Un’indagine della Guardia di Finanza di Bergamo ha portato alla luce un presunto sistema finalizzato a sottrarre beni ai creditori di una società successivamente fallita, attraverso una serie di operazioni societarie che avrebbero coinvolto anche gli Emirati Arabi Uniti. L’attività investigativa, coordinata dalla Procura della Repubblica di Bergamo, si è conclusa con il sequestro preventivo di beni per un valore complessivo superiore a 430 mila euro.
Nel dettaglio, i militari del Nucleo di Polizia Economico-Finanziaria hanno eseguito il sequestro di marchi industriali stimati in circa 200 mila euro e di oltre 230 mila euro riconducibili a una presunta evasione fiscale, somme considerate dagli inquirenti il risultato di operazioni ritenute irregolari.

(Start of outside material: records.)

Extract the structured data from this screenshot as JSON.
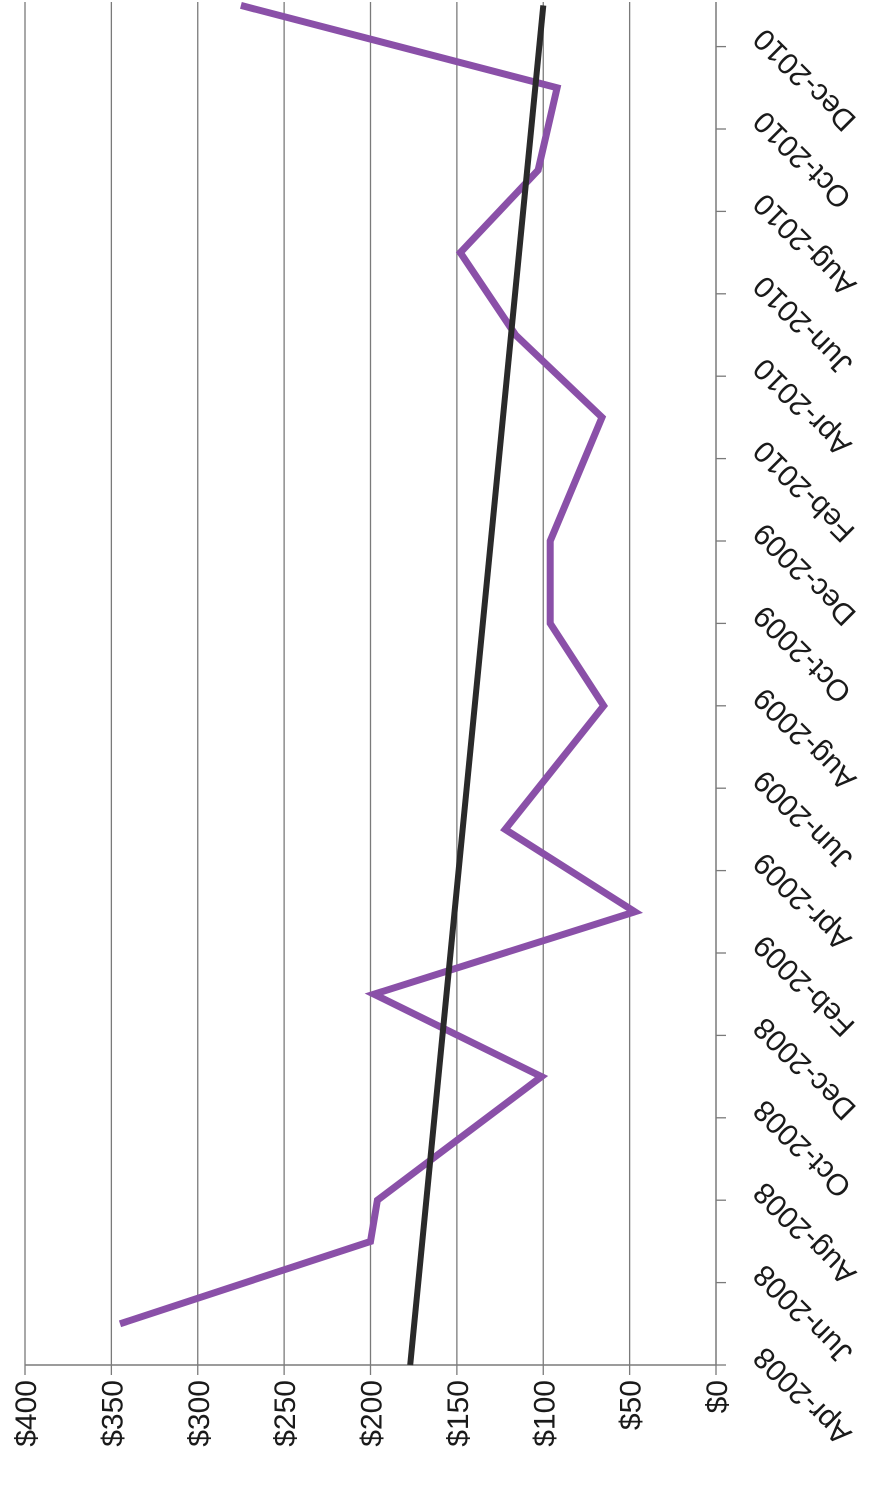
{
  "chart_data": {
    "type": "line",
    "title": "",
    "xlabel": "",
    "ylabel": "",
    "orientation": "rotated-90-clockwise",
    "grid": true,
    "ylim": [
      0,
      400
    ],
    "y_ticks": [
      "$0",
      "$50",
      "$100",
      "$150",
      "$200",
      "$250",
      "$300",
      "$350",
      "$400"
    ],
    "x_tick_labels": [
      "Apr-2008",
      "Jun-2008",
      "Aug-2008",
      "Oct-2008",
      "Dec-2008",
      "Feb-2009",
      "Apr-2009",
      "Jun-2009",
      "Aug-2009",
      "Oct-2009",
      "Dec-2009",
      "Feb-2010",
      "Apr-2010",
      "Jun-2010",
      "Aug-2010",
      "Oct-2010",
      "Dec-2010"
    ],
    "series": [
      {
        "color": "#8a50a8",
        "points": [
          {
            "x": "May-2008",
            "y": 345
          },
          {
            "x": "Jul-2008",
            "y": 200
          },
          {
            "x": "Aug-2008",
            "y": 196
          },
          {
            "x": "Nov-2008",
            "y": 101
          },
          {
            "x": "Jan-2009",
            "y": 198
          },
          {
            "x": "Mar-2009",
            "y": 47
          },
          {
            "x": "May-2009",
            "y": 122
          },
          {
            "x": "Jul-2009",
            "y": 84
          },
          {
            "x": "Aug-2009",
            "y": 65
          },
          {
            "x": "Oct-2009",
            "y": 96
          },
          {
            "x": "Dec-2009",
            "y": 96
          },
          {
            "x": "Mar-2010",
            "y": 66
          },
          {
            "x": "May-2010",
            "y": 116
          },
          {
            "x": "Jul-2010",
            "y": 148
          },
          {
            "x": "Sep-2010",
            "y": 103
          },
          {
            "x": "Nov-2010",
            "y": 92
          },
          {
            "x": "Jan-2011",
            "y": 275
          }
        ]
      },
      {
        "color": "#2a2a2a",
        "points": [
          {
            "x": "Apr-2008",
            "y": 177
          },
          {
            "x": "Jan-2011",
            "y": 100
          }
        ]
      }
    ]
  }
}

L’inchiesta ha preso avvio dalla segnalazione presentata dal rappresentante legale di una società creditrice dell’impresa posta in liquidazione. Da quel momento gli investigatori hanno avviato una serie di approfondimenti che avrebbero consentito di ricostruire movimenti patrimoniali effettuati prima della dichiarazione di fallimento.

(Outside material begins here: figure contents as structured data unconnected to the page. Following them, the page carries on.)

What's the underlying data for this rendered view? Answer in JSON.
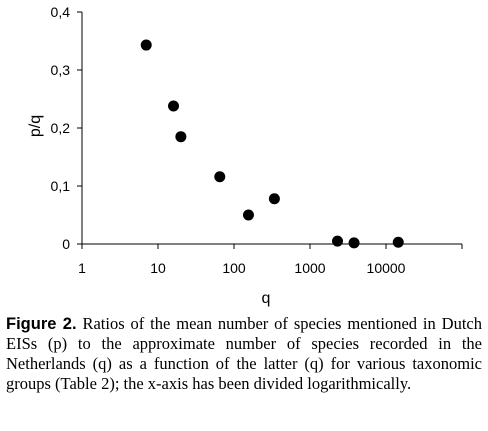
{
  "chart_data": {
    "type": "scatter",
    "xlabel": "q",
    "ylabel": "p/q",
    "xscale": "log",
    "xlim": [
      1,
      100000
    ],
    "ylim": [
      0,
      0.4
    ],
    "xticks": [
      1,
      10,
      100,
      1000,
      10000
    ],
    "xtick_labels": [
      "1",
      "10",
      "100",
      "1000",
      "10000"
    ],
    "yticks": [
      0,
      0.1,
      0.2,
      0.3,
      0.4
    ],
    "ytick_labels": [
      "0",
      "0,1",
      "0,2",
      "0,3",
      "0,4"
    ],
    "grid": false,
    "marker_color": "#000000",
    "points": [
      {
        "x": 7,
        "y": 0.343
      },
      {
        "x": 16,
        "y": 0.238
      },
      {
        "x": 20,
        "y": 0.185
      },
      {
        "x": 65,
        "y": 0.116
      },
      {
        "x": 155,
        "y": 0.05
      },
      {
        "x": 340,
        "y": 0.078
      },
      {
        "x": 2300,
        "y": 0.005
      },
      {
        "x": 3800,
        "y": 0.002
      },
      {
        "x": 14500,
        "y": 0.003
      }
    ]
  },
  "caption": {
    "label": "Figure 2.",
    "text": " Ratios of the mean number of species mentioned in Dutch EISs (p) to the approximate number of species recorded in the Netherlands (q) as a function of the latter (q) for various taxonomic groups (Table 2); the x-axis has been divided logarithmically."
  }
}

Secondo quanto emerso dagli accertamenti, alcuni marchi aziendali sarebbero stati ceduti a valori considerati notevolmente inferiori rispetto a quelli di mercato. I beni sarebbero stati trasferiti a una società formalmente amministrata da soggetti terzi ma che, secondo l’ipotesi investigativa, sarebbe stata in realtà riconducibile allo stesso liquidatore della società fallita.

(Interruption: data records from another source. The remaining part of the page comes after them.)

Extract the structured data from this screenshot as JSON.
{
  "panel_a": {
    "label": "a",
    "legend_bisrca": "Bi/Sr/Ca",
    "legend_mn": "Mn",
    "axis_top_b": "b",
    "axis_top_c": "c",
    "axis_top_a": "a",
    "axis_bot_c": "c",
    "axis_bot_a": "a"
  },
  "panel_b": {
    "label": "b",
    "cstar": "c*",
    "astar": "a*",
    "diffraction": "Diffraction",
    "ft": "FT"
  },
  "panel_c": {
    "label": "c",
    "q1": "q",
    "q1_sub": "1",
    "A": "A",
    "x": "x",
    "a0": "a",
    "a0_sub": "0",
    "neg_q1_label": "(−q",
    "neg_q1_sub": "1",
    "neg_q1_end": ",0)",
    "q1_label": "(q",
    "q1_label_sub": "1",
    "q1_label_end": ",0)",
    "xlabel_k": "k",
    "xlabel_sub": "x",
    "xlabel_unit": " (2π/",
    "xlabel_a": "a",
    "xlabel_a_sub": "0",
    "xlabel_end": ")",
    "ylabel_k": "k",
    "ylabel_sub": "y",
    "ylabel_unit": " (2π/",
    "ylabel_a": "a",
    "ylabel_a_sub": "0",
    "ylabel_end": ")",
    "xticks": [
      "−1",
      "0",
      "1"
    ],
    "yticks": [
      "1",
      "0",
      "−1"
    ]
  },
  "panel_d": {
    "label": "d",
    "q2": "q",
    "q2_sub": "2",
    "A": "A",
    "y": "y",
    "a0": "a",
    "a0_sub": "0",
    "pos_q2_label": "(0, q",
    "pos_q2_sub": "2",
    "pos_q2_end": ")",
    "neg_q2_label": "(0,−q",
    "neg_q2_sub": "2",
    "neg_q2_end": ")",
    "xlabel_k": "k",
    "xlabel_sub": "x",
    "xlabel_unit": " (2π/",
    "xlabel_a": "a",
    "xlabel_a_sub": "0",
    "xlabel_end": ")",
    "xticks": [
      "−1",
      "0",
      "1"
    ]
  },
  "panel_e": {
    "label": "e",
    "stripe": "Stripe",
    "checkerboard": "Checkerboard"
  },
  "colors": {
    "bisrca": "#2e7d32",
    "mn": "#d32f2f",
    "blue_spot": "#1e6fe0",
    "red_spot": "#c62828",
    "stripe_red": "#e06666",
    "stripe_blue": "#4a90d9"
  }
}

Gli approfondimenti della Guardia di Finanza avrebbero inoltre evidenziato ulteriori operazioni ritenute funzionali alla sottrazione di risorse destinate ai creditori. Tra queste figura una presunta distrazione di circa 240 mila euro ottenuta attraverso la svalutazione e la successiva vendita di partecipazioni detenute in una società con sede negli Emirati Arabi Uniti.
Dubai rappresenta uno degli elementi centrali dell’inchiesta, poiché proprio negli Emirati gli investigatori avrebbero individuato attività volte a mantenere il controllo effettivo degli asset nonostante il loro trasferimento formale ad altri soggetti. Tale circostanza ha portato alla contestazione del reato di autoriciclaggio, ipotizzando un utilizzo delle operazioni societarie per occultare la reale disponibilità dei beni.
Le verifiche si sono poi concentrate su una più ampia operazione internazionale relativa alla cessione di partecipazioni societarie per un valore complessivo di 630 mila euro. Sebbene la vendita risultasse effettuata da una società estera, gli investigatori ritengono che i proventi dell’operazione siano stati accreditati direttamente su un conto personale riconducibile all’indagato presso un istituto bancario di Dubai.
Sul fronte fiscale, l’attività ispettiva ha consentito di ricostruire una plusvalenza imponibile superiore a 550 mila euro che, secondo l’accusa, non sarebbe stata dichiarata all’amministrazione finanziaria. Da questa operazione deriverebbe un’imposta evasa di oltre 230 mila euro, elemento che ha portato alla contestazione dell’ipotesi di dichiarazione infedele.
L’inchiesta si inserisce nell’ambito delle attività di contrasto ai reati economico-finanziari e alle condotte che possono compromettere i diritti dei creditori nelle procedure concorsuali. Gli accertamenti proseguono per verificare tutti gli aspetti delle operazioni individuate e per definire eventuali ulteriori responsabilità.